On December 09, 2003 at 13:30:11, Slater Wold wrote:

>On December 09, 2003 at 13:17:55, Robert Hyatt wrote:
>
>>On December 09, 2003 at 13:04:01, Slater Wold wrote:
>>
>>>On December 09, 2003 at 12:49:17, Robert Hyatt wrote:
>>>
>>>>On December 09, 2003 at 12:33:20, Slater Wold wrote:
>>>>
>>>>>On December 09, 2003 at 11:49:19, Mathieu Pagé wrote:
>>>>>
>>>>>>On December 09, 2003 at 11:16:02, stuart taylor wrote:
>>>>>>
>>>>>>>Is 2.2 Ghz. of a 64-bit computer a similar speed for chess as is 4.4 is it were
>>>>>>>a 32-bit one?
>>>>>>>If not, what?
>>>>>>>S.Taylor
>>>>>>
>>>>>>Hi!
>>>>>>
>>>>>>No, it is not.
>>>>>>
>>>>>>64-bit computer are not twice as fast as 32-bit ones. The number of bit
>>>>>>represent the natural lenght of an number on a cpu. Since chess engines use lot
>>>>>>of 64 bits numbers they will run faster on 64 bits machines because on 32-bit
>>>>>>machines they have to do some trick to do 64 bits maths that are natural on a 64
>>>>>>bit cpu.
>>>>>>
>>>>>>I dont think the improvement will be in the range of 2x speed up.

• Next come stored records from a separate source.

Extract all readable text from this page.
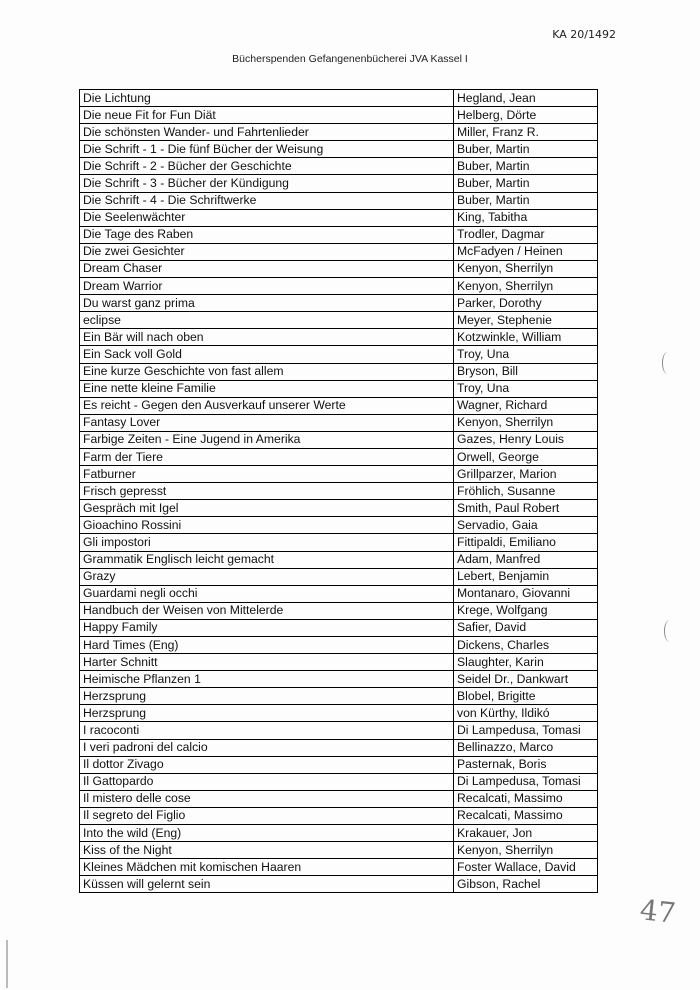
KA 20/1492
Bücherspenden Gefangenenbücherei JVA Kassel I
Die Lichtung	Hegland, Jean
Die neue Fit for Fun Diät	Helberg, Dörte
Die schönsten Wander- und Fahrtenlieder	Miller, Franz R.
Die Schrift - 1 - Die fünf Bücher der Weisung	Buber, Martin
Die Schrift - 2 - Bücher der Geschichte	Buber, Martin
Die Schrift - 3 - Bücher der Kündigung	Buber, Martin
Die Schrift - 4 - Die Schriftwerke	Buber, Martin
Die Seelenwächter	King, Tabitha
Die Tage des Raben	Trodler, Dagmar
Die zwei Gesichter	McFadyen / Heinen
Dream Chaser	Kenyon, Sherrilyn
Dream Warrior	Kenyon, Sherrilyn
Du warst ganz prima	Parker, Dorothy
eclipse	Meyer, Stephenie
Ein Bär will nach oben	Kotzwinkle, William
Ein Sack voll Gold	Troy, Una
Eine kurze Geschichte von fast allem	Bryson, Bill
Eine nette kleine Familie	Troy, Una
Es reicht - Gegen den Ausverkauf unserer Werte	Wagner, Richard
Fantasy Lover	Kenyon, Sherrilyn
Farbige Zeiten - Eine Jugend in Amerika	Gazes, Henry Louis
Farm der Tiere	Orwell, George
Fatburner	Grillparzer, Marion
Frisch gepresst	Fröhlich, Susanne
Gespräch mit Igel	Smith, Paul Robert
Gioachino Rossini	Servadio, Gaia
Gli impostori	Fittipaldi, Emiliano
Grammatik Englisch leicht gemacht	Adam, Manfred
Grazy	Lebert, Benjamin
Guardami negli occhi	Montanaro, Giovanni
Handbuch der Weisen von Mittelerde	Krege, Wolfgang
Happy Family	Safier, David
Hard Times (Eng)	Dickens, Charles
Harter Schnitt	Slaughter, Karin
Heimische Pflanzen 1	Seidel Dr., Dankwart
Herzsprung	Blobel, Brigitte
Herzsprung	von Kürthy, Ildikó
I racoconti	Di Lampedusa, Tomasi
I veri padroni del calcio	Bellinazzo, Marco
Il dottor Zivago	Pasternak, Boris
Il Gattopardo	Di Lampedusa, Tomasi
Il mistero delle cose	Recalcati, Massimo
Il segreto del Figlio	Recalcati, Massimo
Into the wild (Eng)	Krakauer, Jon
Kiss of the Night	Kenyon, Sherrilyn
Kleines Mädchen mit komischen Haaren	Foster Wallace, David
Küssen will gelernt sein	Gibson, Rachel
47
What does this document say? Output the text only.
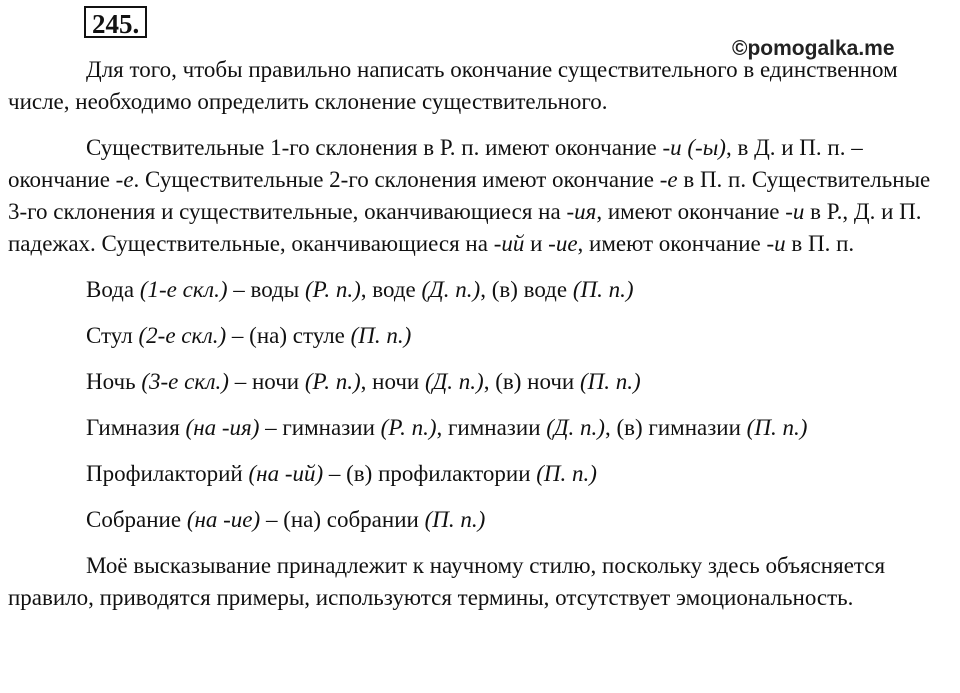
245.
©pomogalka.me

Для того, чтобы правильно написать окончание существительного в единственном числе, необходимо определить склонение существительного.

Существительные 1-го склонения в Р. п. имеют окончание -и (-ы), в Д. и П. п. – окончание -е. Существительные 2-го склонения имеют окончание -е в П. п. Существительные 3-го склонения и существительные, оканчивающиеся на -ия, имеют окончание -и в Р., Д. и П. падежах. Существительные, оканчивающиеся на -ий и -ие, имеют окончание -и в П. п.

Вода (1-е скл.) – воды (Р. п.), воде (Д. п.), (в) воде (П. п.)

Стул (2-е скл.) – (на) стуле (П. п.)

Ночь (3-е скл.) – ночи (Р. п.), ночи (Д. п.), (в) ночи (П. п.)

Гимназия (на -ия) – гимназии (Р. п.), гимназии (Д. п.), (в) гимназии (П. п.)

Профилакторий (на -ий) – (в) профилактории (П. п.)

Собрание (на -ие) – (на) собрании (П. п.)

Моё высказывание принадлежит к научному стилю, поскольку здесь объясняется правило, приводятся примеры, используются термины, отсутствует эмоциональность.
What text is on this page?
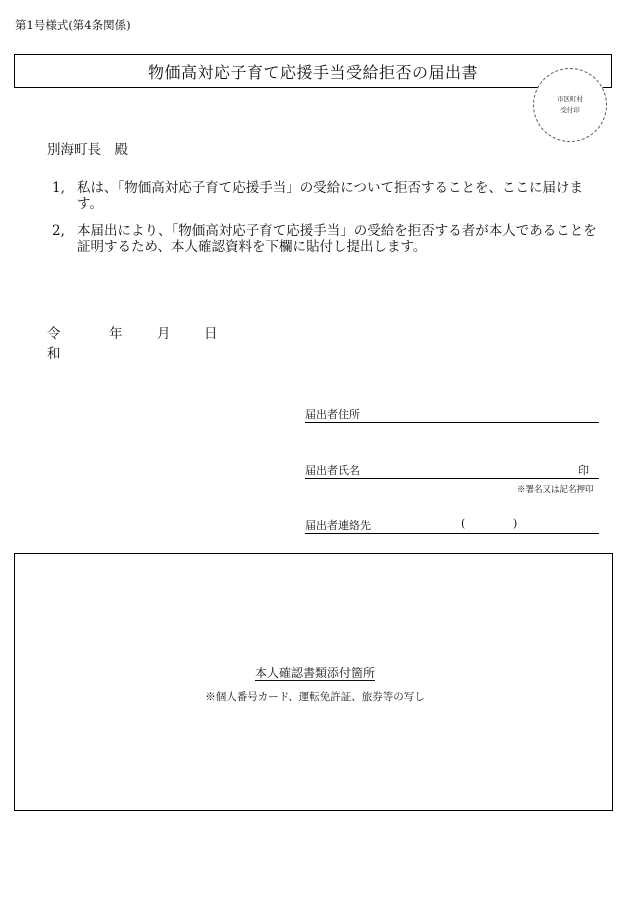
第1号様式(第4条関係)
物価高対応子育て応援手当受給拒否の届出書
市区町村
受付印
別海町長　殿
1, 私は、「物価高対応子育て応援手当」の受給について拒否することを、ここに届けます。
2, 本届出により、「物価高対応子育て応援手当」の受給を拒否する者が本人であることを証明するため、本人確認資料を下欄に貼付し提出します。
令和
年	月 日
届出者住所
届出者氏名	印
※署名又は記名押印
届出者連絡先	(	)
本人確認書類添付箇所
※個人番号カード、運転免許証、旅券等の写し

Anyway it will
>>>>>>vary from diffrents engines.
>>>>>>
>>>>>>Mathieu
>>>>>
>>>>>GCP reported 70% with Sjeng.
>>>>>
>>>>>Bob has reported about 50% with Crafty.
>>>>
>>>>Not exactly.  I reported 1.0M with a 2.8ghz xeon, vs 1.6M with a 1.8ghz
>>>>opteron.  If you factor in a clock speed equalization, the xeon slows to
>>>>1.8ghz and would produce about 650K nodes per second and the opteron would
>>>>be more than 2x faster.
>>>>
>>>>I have not done a direct comparison of 32 bit code vs 64 bit code on the
>>>>opteron as I have no 32 bit compiler available there.  If I get to do that
>>>>at some point it time, it would be interesting.  It would be more interesting
>>>>to be able to say "use only 32 bit ops, but use all 16 registers" to get a
>>>>_real_ feel for what 64 bits offers over 32 bits, but that looks even
>>>>harder to test.
>>>
>>>Well, we can always deduct.  :)
>>>
>>>An opteron 144 (1.8Ghz) running SuSe and gcc33, using -m32 to produce 32 bit
>>>code, got these results on 186.crafty:
>>
>>We can't compare with that at all. That is a _way_ old version, obviously.
>>
>>I can't do -m32 on this machine, as the libraries are all -m64 and they
>>become incompatible (I have already tried this a few days back in fact.)
>>
>>
>>>
>>>90.1 1109
>>>
>>>The fastest 2.8Ghz Xeon on SPEC's website does:
>>>
>>>92.0 1087 (2k AS IC++ 7.0 compiler)
>>>
>>>
>>>For all practical purposes, we can say that a O144  a P4 2.8Ghz Xeon are
>>>'comparible'.
>>
>>OK. Can't argue there with no data of my own to rely on..
>>
>>
>>
>>>
>>>1.0M to 1.6M = 60% speedup
>>
>>Not directly attributable to 64 bit however.  -m32 restricts you to 8
>>registers, while -m64 adds the other 8.  That also factors in and makes
>>this less clear.
>
>Like I said, it was just a 'deduction'.  I know you're pretty scientific, but
>this was just a rough comparison.
>
>I'd be confident in this statement however:  "64-bits, depending on application,
>can speedup a typical chess program from 40% to 70%."
>
>Which is nice, considering it is practically 'free'.

I am not so sure.

Please take a look at one of the recent Opteron SPEC admissions:
http://www.spec.org/cpu2000/results/res2003q4/cpu2000-20030922-02519.html.

3 out of 12 programs (1/4 of all programs) were compiled with "-m32" flag,
because they are faster in 32-bit mode.